Assim, a uma pobre mulher que morreu enquanto fazia um aborto, a uma que acabou assassinada durante uma escapada extraconjugal, a um ateu famoso, ou a um suicida são oferecidos misericordiosamente funerais em uma cerimônia católica, juntamente com as suas guitarras, os seus cachorrinhos de estimação, as bandeiras do clube de futebol de coração… etc. É isso mesmo, os tempos estão difíceis e, se assim não se faz, a Igreja, de fato, é taxada de impiedosa. Uma pergunta, no entanto não quer calar: será que os tempos eram menos “difíceis” quando Cavour enfiava nas prisões arcebispos e cardeais que se recusavam a entoar o solene Te Deum para as glórias da Patria Risorgimentale? O Beato Pio IX excomungou todos os Padres da Itália Unificada e suspendeu “a divinis” o frade que, contrariando suas ordens, administrou os últimos sacramentos a Cavour sem que ele tivesse se arrependido de seus confiscos e espoliações.
Vittorio Emanuele II, que vivia em concubinato com a “bela Rosin”, na propriedade real de San Rossore quando, por uma forte influenza, se viu à beira da morte (naquele tempo não haviam antibióticos), mandou chamar o Arcebispo de Pisa, o qual enviou-lhe uma mensagem dizendo que se ele quisesse os sacramentos, deveria: a) se casar regularmente; b) se retratar de tudo o que ele tinha feito contra a Igreja e o Catolicismo. Mas, notem bem, o prelado sabia bem que ele corria sério risco de retaliação, tanto para ele pessoalmente como para tudo o que ele representava. Mas, o rei acabou capitulando, pedindo apenas que o assunto não vazasse. Negócio fechado, porque naquela Igreja “impiedosa” interessava apenas a salvação de sua alma.
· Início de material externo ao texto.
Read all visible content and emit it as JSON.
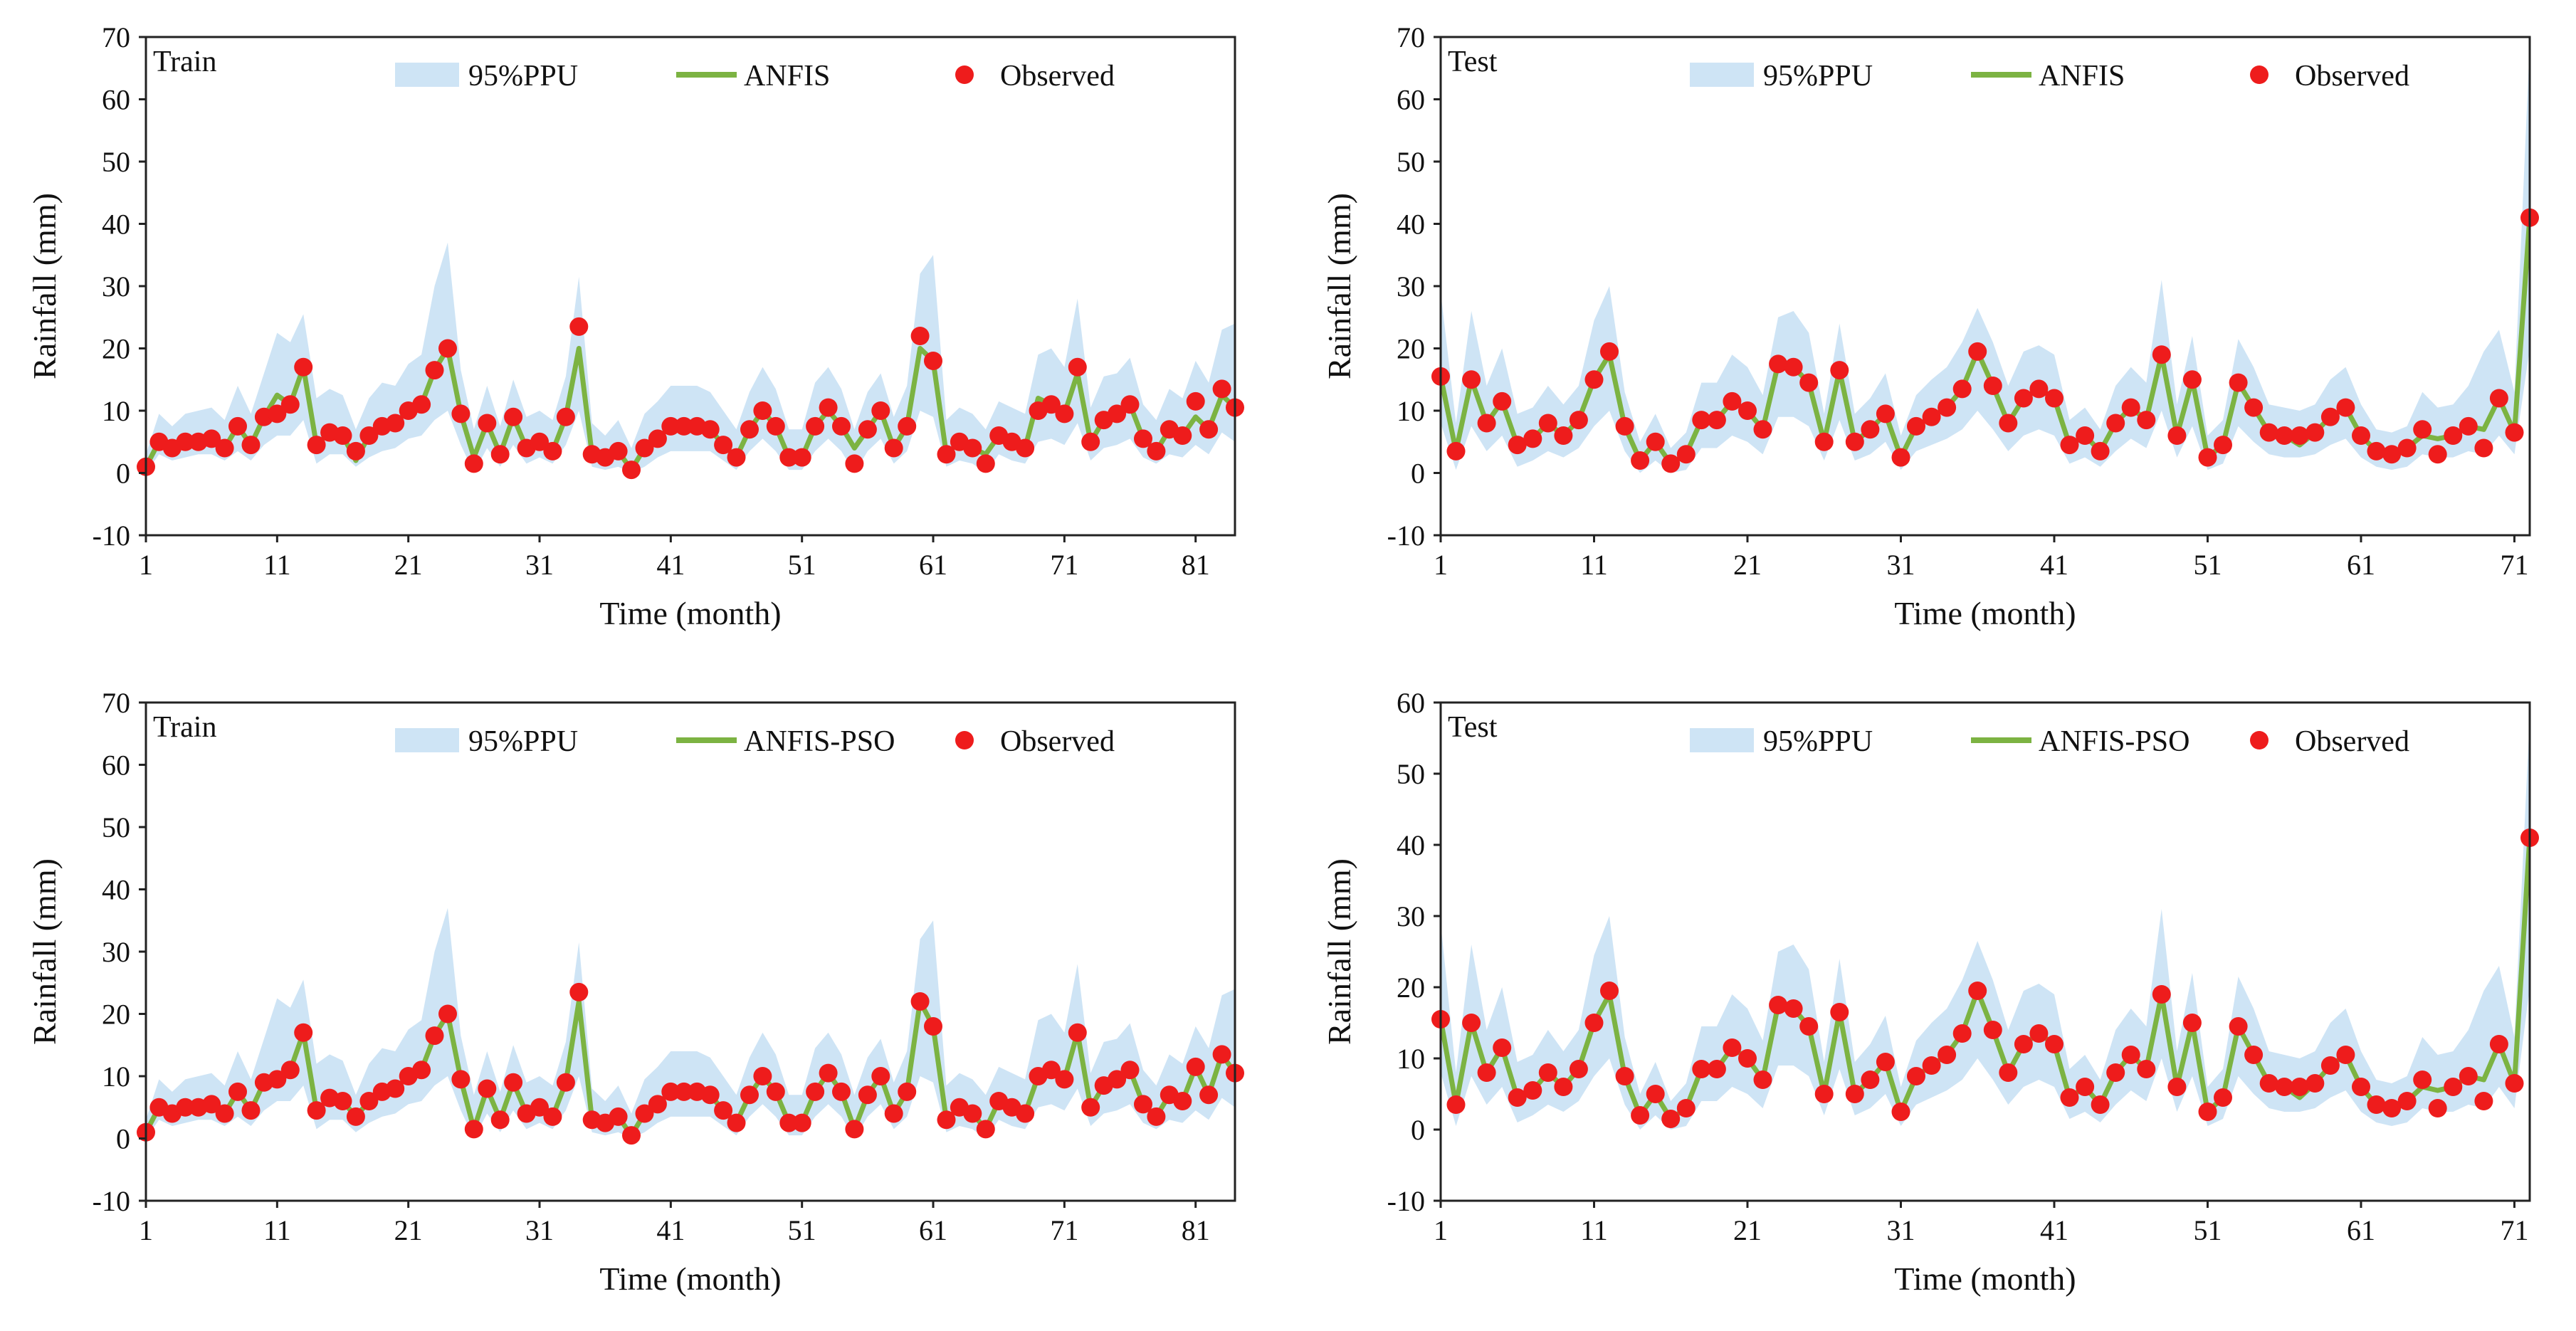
{
  "colors": {
    "band": "#c5dff3",
    "line": "#7cb342",
    "marker": "#ee1c1c",
    "frame": "#222222"
  },
  "chart_data": [
    {
      "type": "line",
      "panel_label": "Train",
      "xlabel": "Time (month)",
      "ylabel": "Rainfall (mm)",
      "ylim": [
        -10,
        70
      ],
      "yticks": [
        -10,
        0,
        10,
        20,
        30,
        40,
        50,
        60,
        70
      ],
      "xlim": [
        1,
        84
      ],
      "xticks": [
        1,
        11,
        21,
        31,
        41,
        51,
        61,
        71,
        81
      ],
      "legend": [
        "95%PPU",
        "ANFIS",
        "Observed"
      ],
      "legend_position": "top-center",
      "x_start": 1,
      "observed": [
        1,
        5,
        4,
        5,
        5,
        5.5,
        4,
        7.5,
        4.5,
        9,
        9.5,
        11,
        17,
        4.5,
        6.5,
        6,
        3.5,
        6,
        7.5,
        8,
        10,
        11,
        16.5,
        20,
        9.5,
        1.5,
        8,
        3,
        9,
        4,
        5,
        3.5,
        9,
        23.5,
        3,
        2.5,
        3.5,
        0.5,
        4,
        5.5,
        7.5,
        7.5,
        7.5,
        7,
        4.5,
        2.5,
        7,
        10,
        7.5,
        2.5,
        2.5,
        7.5,
        10.5,
        7.5,
        1.5,
        7,
        10,
        4,
        7.5,
        22,
        18,
        3,
        5,
        4,
        1.5,
        6,
        5,
        4,
        10,
        11,
        9.5,
        17,
        5,
        8.5,
        9.5,
        11,
        5.5,
        3.5,
        7,
        6,
        11.5,
        7,
        13.5,
        10.5
      ],
      "model": [
        1,
        5,
        4,
        5,
        5,
        5.5,
        4,
        7.5,
        4.5,
        9,
        12.5,
        11,
        17,
        4.5,
        6.5,
        6,
        2,
        6,
        7.5,
        8,
        10,
        11,
        16.5,
        20,
        9.5,
        2.5,
        8,
        3,
        9,
        4,
        5,
        3.5,
        9,
        20,
        3,
        2.5,
        3.5,
        0.5,
        4,
        5.5,
        7.5,
        7.5,
        7.5,
        7,
        4.5,
        2.5,
        7,
        10,
        7.5,
        2.5,
        2.5,
        7.5,
        10,
        7.5,
        4,
        7,
        10,
        4,
        7.5,
        20,
        18,
        3,
        5,
        4,
        3,
        6,
        5,
        4,
        12,
        11,
        9.5,
        16,
        5,
        8.5,
        9.5,
        11,
        5.5,
        3.5,
        7,
        6,
        9,
        7,
        12.5,
        10.5
      ],
      "ppu_lower": [
        0,
        3,
        2,
        2.5,
        3,
        3,
        2,
        3.5,
        2,
        4.5,
        6,
        6,
        8.5,
        1.5,
        3,
        3,
        1,
        2.5,
        3.5,
        4,
        5.5,
        6,
        8.5,
        10,
        4.5,
        0,
        4,
        1,
        4.5,
        1.5,
        2.5,
        1.5,
        4.5,
        10,
        1,
        0.5,
        1,
        0,
        1,
        2.5,
        3.5,
        3.5,
        3.5,
        3.5,
        2,
        0.5,
        3.5,
        5.5,
        3.5,
        0.5,
        0.5,
        3.5,
        5.5,
        3.5,
        0,
        3.5,
        5.5,
        1.5,
        3.5,
        10,
        9,
        1,
        2,
        1.5,
        0,
        3,
        2,
        1.5,
        5,
        5.5,
        4.5,
        8,
        2,
        4,
        4.5,
        5.5,
        2.5,
        1.5,
        3,
        2.5,
        4.5,
        3,
        6.5,
        5
      ],
      "ppu_upper": [
        3,
        9.5,
        7.5,
        9.5,
        10,
        10.5,
        8.5,
        14,
        9.5,
        16,
        22.5,
        21,
        25.5,
        12,
        13.5,
        12.5,
        7,
        12,
        14.5,
        14,
        17.5,
        19,
        30,
        37,
        16.5,
        7,
        14,
        7.5,
        15,
        9,
        10,
        8.5,
        15.5,
        31.5,
        8,
        6,
        8.5,
        4,
        9.5,
        11.5,
        14,
        14,
        14,
        13,
        10,
        7,
        13,
        17,
        13.5,
        7,
        7,
        14.5,
        17,
        13.5,
        7,
        13,
        16,
        9,
        14,
        32,
        35,
        8.5,
        10.5,
        9.5,
        7,
        11.5,
        10.5,
        9.5,
        19,
        20,
        17,
        28,
        10.5,
        15.5,
        16,
        18.5,
        11,
        8.5,
        13.5,
        12,
        18,
        14.5,
        23,
        24
      ]
    },
    {
      "type": "line",
      "panel_label": "Test",
      "xlabel": "Time (month)",
      "ylabel": "Rainfall (mm)",
      "ylim": [
        -10,
        70
      ],
      "yticks": [
        -10,
        0,
        10,
        20,
        30,
        40,
        50,
        60,
        70
      ],
      "xlim": [
        1,
        72
      ],
      "xticks": [
        1,
        11,
        21,
        31,
        41,
        51,
        61,
        71
      ],
      "legend": [
        "95%PPU",
        "ANFIS",
        "Observed"
      ],
      "legend_position": "top-center",
      "x_start": 1,
      "observed": [
        15.5,
        3.5,
        15,
        8,
        11.5,
        4.5,
        5.5,
        8,
        6,
        8.5,
        15,
        19.5,
        7.5,
        2,
        5,
        1.5,
        3,
        8.5,
        8.5,
        11.5,
        10,
        7,
        17.5,
        17,
        14.5,
        5,
        16.5,
        5,
        7,
        9.5,
        2.5,
        7.5,
        9,
        10.5,
        13.5,
        19.5,
        14,
        8,
        12,
        13.5,
        12,
        4.5,
        6,
        3.5,
        8,
        10.5,
        8.5,
        19,
        6,
        15,
        2.5,
        4.5,
        14.5,
        10.5,
        6.5,
        6,
        6,
        6.5,
        9,
        10.5,
        6,
        3.5,
        3,
        4,
        7,
        3,
        6,
        7.5,
        4,
        12,
        6.5,
        41
      ],
      "model": [
        15.5,
        3.5,
        15,
        8,
        11.5,
        4.5,
        5.5,
        8,
        6,
        8.5,
        15,
        19,
        7.5,
        2,
        5,
        1.5,
        3,
        8.5,
        8.5,
        11.5,
        10,
        7,
        17.5,
        17,
        14.5,
        5,
        16.5,
        5,
        7,
        9.5,
        2.5,
        7.5,
        9,
        10.5,
        13.5,
        19.5,
        14,
        8,
        12,
        13.5,
        12,
        4.5,
        6,
        3.5,
        8,
        10.5,
        8.5,
        19,
        6,
        15,
        2.5,
        4.5,
        14.5,
        10.5,
        6.5,
        6,
        4.5,
        6.5,
        9,
        10.5,
        6,
        3.5,
        3,
        4,
        6,
        5.5,
        6,
        7.5,
        7,
        12,
        6.5,
        41
      ],
      "ppu_lower": [
        8,
        0.5,
        7.5,
        3.5,
        6,
        1,
        2,
        3.5,
        2.5,
        4,
        7.5,
        10,
        3.5,
        0,
        2,
        0,
        0.5,
        4,
        4,
        6,
        5,
        3,
        9,
        9,
        7.5,
        2,
        8.5,
        2,
        3,
        5,
        0.5,
        3.5,
        4.5,
        5.5,
        7,
        10,
        7,
        3.5,
        6,
        7,
        6,
        1.5,
        2.5,
        1,
        3.5,
        5.5,
        4,
        10,
        2.5,
        7.5,
        0.5,
        1.5,
        7.5,
        5,
        3,
        2.5,
        2.5,
        3,
        4.5,
        5.5,
        2.5,
        1,
        0.5,
        1,
        3,
        2.5,
        2.5,
        3.5,
        3,
        6,
        3,
        20
      ],
      "ppu_upper": [
        29,
        8,
        26,
        14,
        20,
        9.5,
        10.5,
        14,
        11,
        14,
        24.5,
        30,
        13,
        5,
        9.5,
        4,
        6.5,
        14.5,
        14.5,
        19,
        17,
        12.5,
        25,
        26,
        22.5,
        9.5,
        24,
        9.5,
        12,
        16,
        6,
        12.5,
        15,
        17,
        21,
        26.5,
        21,
        14,
        19.5,
        20.5,
        19,
        8.5,
        10.5,
        7,
        14,
        17,
        14.5,
        31,
        11,
        22,
        6,
        8.5,
        21.5,
        17,
        11,
        10.5,
        10,
        11,
        15,
        17,
        11,
        7,
        6.5,
        7.5,
        13,
        10.5,
        11,
        14,
        19.5,
        23,
        13,
        69
      ]
    },
    {
      "type": "line",
      "panel_label": "Train",
      "xlabel": "Time (month)",
      "ylabel": "Rainfall (mm)",
      "ylim": [
        -10,
        70
      ],
      "yticks": [
        -10,
        0,
        10,
        20,
        30,
        40,
        50,
        60,
        70
      ],
      "xlim": [
        1,
        84
      ],
      "xticks": [
        1,
        11,
        21,
        31,
        41,
        51,
        61,
        71,
        81
      ],
      "legend": [
        "95%PPU",
        "ANFIS-PSO",
        "Observed"
      ],
      "legend_position": "top-center",
      "x_start": 1,
      "observed": [
        1,
        5,
        4,
        5,
        5,
        5.5,
        4,
        7.5,
        4.5,
        9,
        9.5,
        11,
        17,
        4.5,
        6.5,
        6,
        3.5,
        6,
        7.5,
        8,
        10,
        11,
        16.5,
        20,
        9.5,
        1.5,
        8,
        3,
        9,
        4,
        5,
        3.5,
        9,
        23.5,
        3,
        2.5,
        3.5,
        0.5,
        4,
        5.5,
        7.5,
        7.5,
        7.5,
        7,
        4.5,
        2.5,
        7,
        10,
        7.5,
        2.5,
        2.5,
        7.5,
        10.5,
        7.5,
        1.5,
        7,
        10,
        4,
        7.5,
        22,
        18,
        3,
        5,
        4,
        1.5,
        6,
        5,
        4,
        10,
        11,
        9.5,
        17,
        5,
        8.5,
        9.5,
        11,
        5.5,
        3.5,
        7,
        6,
        11.5,
        7,
        13.5,
        10.5
      ],
      "model": [
        1,
        5,
        4,
        5,
        5,
        5.5,
        4,
        7.5,
        4.5,
        9,
        9.5,
        11,
        17,
        4.5,
        6.5,
        6,
        3.5,
        6,
        7.5,
        8,
        10,
        11,
        16.5,
        20,
        9.5,
        1.5,
        8,
        3,
        9,
        4,
        5,
        3.5,
        9,
        22,
        3,
        2.5,
        3.5,
        0.5,
        4,
        5.5,
        7.5,
        7.5,
        7.5,
        7,
        4.5,
        2.5,
        7,
        10,
        7.5,
        2.5,
        2.5,
        7.5,
        10.5,
        7.5,
        1.5,
        7,
        10,
        4,
        7.5,
        22,
        18,
        3,
        5,
        4,
        1.5,
        6,
        5,
        4,
        10,
        11,
        9.5,
        17,
        5,
        8.5,
        9.5,
        11,
        5.5,
        3.5,
        7,
        6,
        11.5,
        7,
        13.5,
        10.5
      ],
      "ppu_lower": [
        0,
        3,
        2,
        2.5,
        3,
        3,
        2,
        3.5,
        2,
        4.5,
        6,
        6,
        8.5,
        1.5,
        3,
        3,
        1,
        2.5,
        3.5,
        4,
        5.5,
        6,
        8.5,
        10,
        4.5,
        0,
        4,
        1,
        4.5,
        1.5,
        2.5,
        1.5,
        4.5,
        10,
        1,
        0.5,
        1,
        0,
        1,
        2.5,
        3.5,
        3.5,
        3.5,
        3.5,
        2,
        0.5,
        3.5,
        5.5,
        3.5,
        0.5,
        0.5,
        3.5,
        5.5,
        3.5,
        0,
        3.5,
        5.5,
        1.5,
        3.5,
        10,
        9,
        1,
        2,
        1.5,
        0,
        3,
        2,
        1.5,
        5,
        5.5,
        4.5,
        8,
        2,
        4,
        4.5,
        5.5,
        2.5,
        1.5,
        3,
        2.5,
        4.5,
        3,
        6.5,
        5
      ],
      "ppu_upper": [
        3,
        9.5,
        7.5,
        9.5,
        10,
        10.5,
        8.5,
        14,
        9.5,
        16,
        22.5,
        21,
        25.5,
        12,
        13.5,
        12.5,
        7,
        12,
        14.5,
        14,
        17.5,
        19,
        30,
        37,
        16.5,
        7,
        14,
        7.5,
        15,
        9,
        10,
        8.5,
        15.5,
        31.5,
        8,
        6,
        8.5,
        4,
        9.5,
        11.5,
        14,
        14,
        14,
        13,
        10,
        7,
        13,
        17,
        13.5,
        7,
        7,
        14.5,
        17,
        13.5,
        7,
        13,
        16,
        9,
        14,
        32,
        35,
        8.5,
        10.5,
        9.5,
        7,
        11.5,
        10.5,
        9.5,
        19,
        20,
        17,
        28,
        10.5,
        15.5,
        16,
        18.5,
        11,
        8.5,
        13.5,
        12,
        18,
        14.5,
        23,
        24
      ]
    },
    {
      "type": "line",
      "panel_label": "Test",
      "xlabel": "Time (month)",
      "ylabel": "Rainfall (mm)",
      "ylim": [
        -10,
        60
      ],
      "yticks": [
        -10,
        0,
        10,
        20,
        30,
        40,
        50,
        60
      ],
      "xlim": [
        1,
        72
      ],
      "xticks": [
        1,
        11,
        21,
        31,
        41,
        51,
        61,
        71
      ],
      "legend": [
        "95%PPU",
        "ANFIS-PSO",
        "Observed"
      ],
      "legend_position": "top-center",
      "x_start": 1,
      "observed": [
        15.5,
        3.5,
        15,
        8,
        11.5,
        4.5,
        5.5,
        8,
        6,
        8.5,
        15,
        19.5,
        7.5,
        2,
        5,
        1.5,
        3,
        8.5,
        8.5,
        11.5,
        10,
        7,
        17.5,
        17,
        14.5,
        5,
        16.5,
        5,
        7,
        9.5,
        2.5,
        7.5,
        9,
        10.5,
        13.5,
        19.5,
        14,
        8,
        12,
        13.5,
        12,
        4.5,
        6,
        3.5,
        8,
        10.5,
        8.5,
        19,
        6,
        15,
        2.5,
        4.5,
        14.5,
        10.5,
        6.5,
        6,
        6,
        6.5,
        9,
        10.5,
        6,
        3.5,
        3,
        4,
        7,
        3,
        6,
        7.5,
        4,
        12,
        6.5,
        41
      ],
      "model": [
        15.5,
        3.5,
        15,
        8,
        11.5,
        4.5,
        5.5,
        8,
        6,
        8.5,
        15,
        19,
        7.5,
        2,
        5,
        1.5,
        3,
        8.5,
        8.5,
        11.5,
        10,
        7,
        17.5,
        17,
        14.5,
        5,
        16.5,
        5,
        7,
        9.5,
        2.5,
        7.5,
        9,
        10.5,
        13.5,
        19.5,
        14,
        8,
        12,
        13.5,
        12,
        4.5,
        6,
        3.5,
        8,
        10.5,
        8.5,
        19,
        6,
        15,
        2.5,
        4.5,
        14.5,
        10.5,
        6.5,
        6,
        4.5,
        6.5,
        9,
        10.5,
        6,
        3.5,
        3,
        4,
        6,
        5.5,
        6,
        7.5,
        7,
        12,
        6.5,
        41
      ],
      "ppu_lower": [
        8,
        0.5,
        7.5,
        3.5,
        6,
        1,
        2,
        3.5,
        2.5,
        4,
        7.5,
        10,
        3.5,
        0,
        2,
        0,
        0.5,
        4,
        4,
        6,
        5,
        3,
        9,
        9,
        7.5,
        2,
        8.5,
        2,
        3,
        5,
        0.5,
        3.5,
        4.5,
        5.5,
        7,
        10,
        7,
        3.5,
        6,
        7,
        6,
        1.5,
        2.5,
        1,
        3.5,
        5.5,
        4,
        10,
        2.5,
        7.5,
        0.5,
        1.5,
        7.5,
        5,
        3,
        2.5,
        2.5,
        3,
        4.5,
        5.5,
        2.5,
        1,
        0.5,
        1,
        3,
        2.5,
        2.5,
        3.5,
        3,
        6,
        3,
        20
      ],
      "ppu_upper": [
        29,
        8,
        26,
        14,
        20,
        9.5,
        10.5,
        14,
        11,
        14,
        24.5,
        30,
        13,
        5,
        9.5,
        4,
        6.5,
        14.5,
        14.5,
        19,
        17,
        12.5,
        25,
        26,
        22.5,
        9.5,
        24,
        9.5,
        12,
        16,
        6,
        12.5,
        15,
        17,
        21,
        26.5,
        21,
        14,
        19.5,
        20.5,
        19,
        8.5,
        10.5,
        7,
        14,
        17,
        14.5,
        31,
        11,
        22,
        6,
        8.5,
        21.5,
        17,
        11,
        10.5,
        10,
        11,
        15,
        17,
        11,
        7,
        6.5,
        7.5,
        13,
        10.5,
        11,
        14,
        19.5,
        23,
        13,
        58
      ]
    }
  ]
}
Mas, como já foi dito, eram tempos diferentes. Hoje, os tempos – me desculpem a tautologia – são diferentes e talvez o homem contemporâneo não merece ser levado tão a sério assim, tratado como um adulto ao invés de um molecão que nunca cresceu. Alguns me dirão que assim ele permanece em sua inocência de infância. Mas, não cabe a mim decidir estratégias e modus operandi. Como repórter, no entanto, eu apenas registro o que vejo. E vejo uma desconexão entre a classe dominante e o povo, tanto no âmbito secular como no lado religioso. As pessoas, como nos dias do socialismo real, estão votando com os pés. Tanto nas praças, como em direção aos santuários marianos. Mas, talvez seja muito cedo para uma avaliação: a Igreja pensa em termos de séculos.